You are totally correct, but I am going to nit pick a bit about this. My logic is based specifically on arrangements for the banjo. So arrangements of popular pieces would be fair game as long as the banjo arrangement was unique and original in form. If you look at all of the examples I posted you will see that they are all different in some way (well, two were done by Frank Converse). The arrangers put in the work.
I doubt that Stewart had any agreement with Zikoff or any of the other romantic era composers he published banjo arrangements of. But when he works on an arrangement, and Ellis publishes a note for note rip off and claims himself as arranger-- that is pretty low.
My claims of plagiarism are based around new works specifically composed for the banjo. But I could extend that to arrangements of popular music from other instruments or vocal arranged for solo banjo.
The other thing we run into are examples of claims of "arrangement" when nothing was done except transpose from A to C. Here is an example:
Here we have Reminiscence of Dixie composed by George Lansing.
And her we have Dixie, a Reminiscence, uncredited but "arranged and played by Clifford Essex"
Again, I know it is a very narrow line.
Thank you for taking the time to do the cross-checking, Joel. This is all really interesting.

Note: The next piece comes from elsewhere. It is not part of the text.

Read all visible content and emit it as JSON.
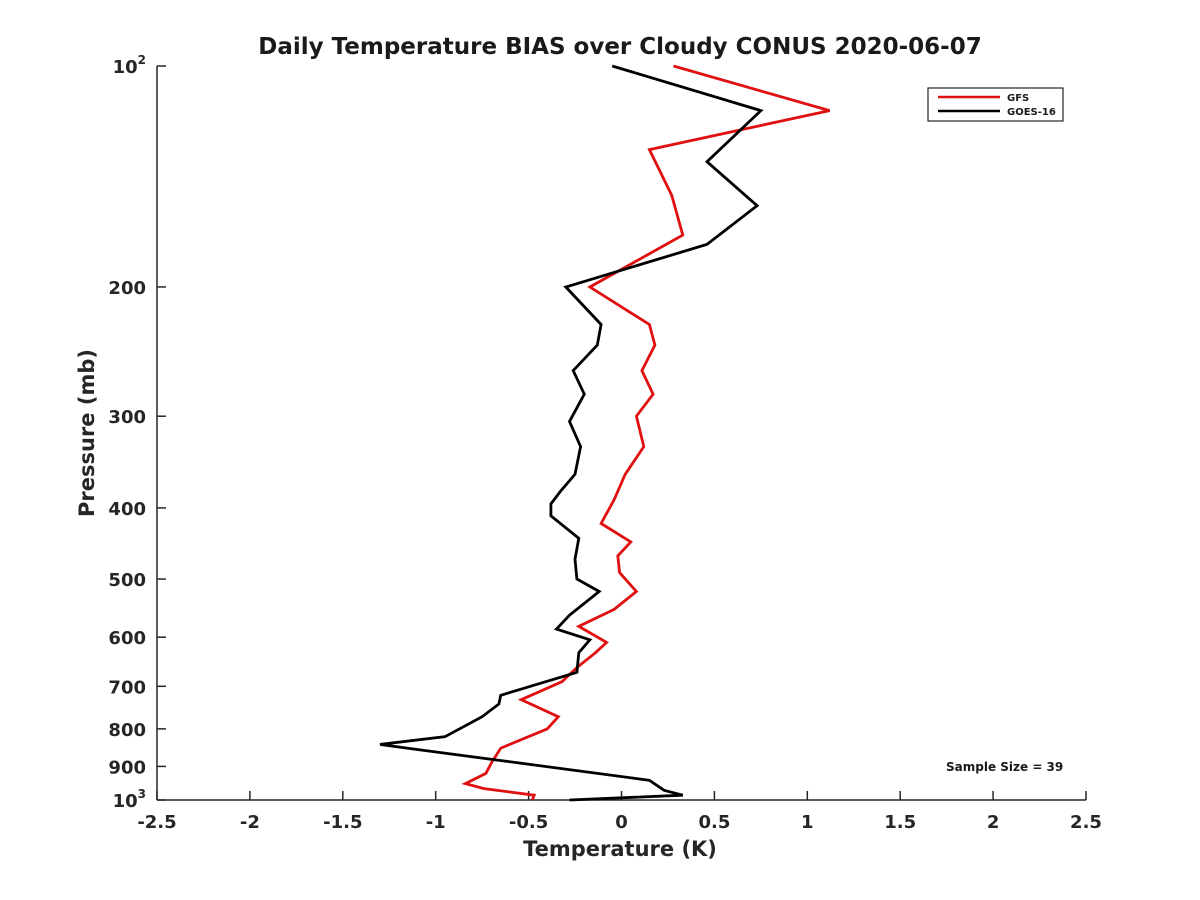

Lutz composed Pas de Quatre a little later than the period I'm currently looking at. I'm finding that to research in detail I need to segment my focus by narrowing the focus in terms of date range. Otherwise there's just too much going on to make sense of sources.
One fascinating area emerging at the moment is the cross-over and adaptation by amateurs of some of the popular dance tunes of the day.
Jenny Lind Polka springs to mind as maybe one linked example of this process occurring in the US as I know Jenny Lind toured there to great public acclaim.
American method books are jammed with Gilbert and Sullivan pieces arranged for solo banjo. I would have to check but I seem to remember that some were published they same year of the openings.
The "isolation" narrative invented by the folklorists is mostly fiction. They (the folklorists) were careful to exclude anything that did not fit the story they were putting forward, i.e. the pure white American culture of a James Fenimore Cooper character untouched by any outside influences. This was really solidified by the manufacturing of authenticity by the "barn dance" radio programs. Even the early fiddle contests were guilty of spinning narratives complete with fake back stories of the winners.
When the Folk Revival hit post WW2 the academics struggled (or perhaps they did not and were willing to accept at face value) with the separation of fact and fiction.
It is funny, I think that the reason I am even interested in this stuff is that it fails to credit the very talented people who were integral in developing what we now call "old time music". It was a pretty rapidly developing popular music form that was obscured by nostalgia and censored by record labels. The old "aural tradition" of music that is described as an unchanging game of Simon Says gives the impression that none of the "discovered" old time players of field recordings had any personal influence over what they were doing, only playing a duplication of previous generations (yet some how doing it on contemporary instruments).
Yes, people in rural areas of the US did not travel far from home. Yes, roads were terrible to travel. Yet, somehow they were able to keep up with news (more or less) and have the latest Broadway pieces show up on dance cards.One thing that is interesting is photos. Photos from the most remote areas will still show fairly recent fashion trends.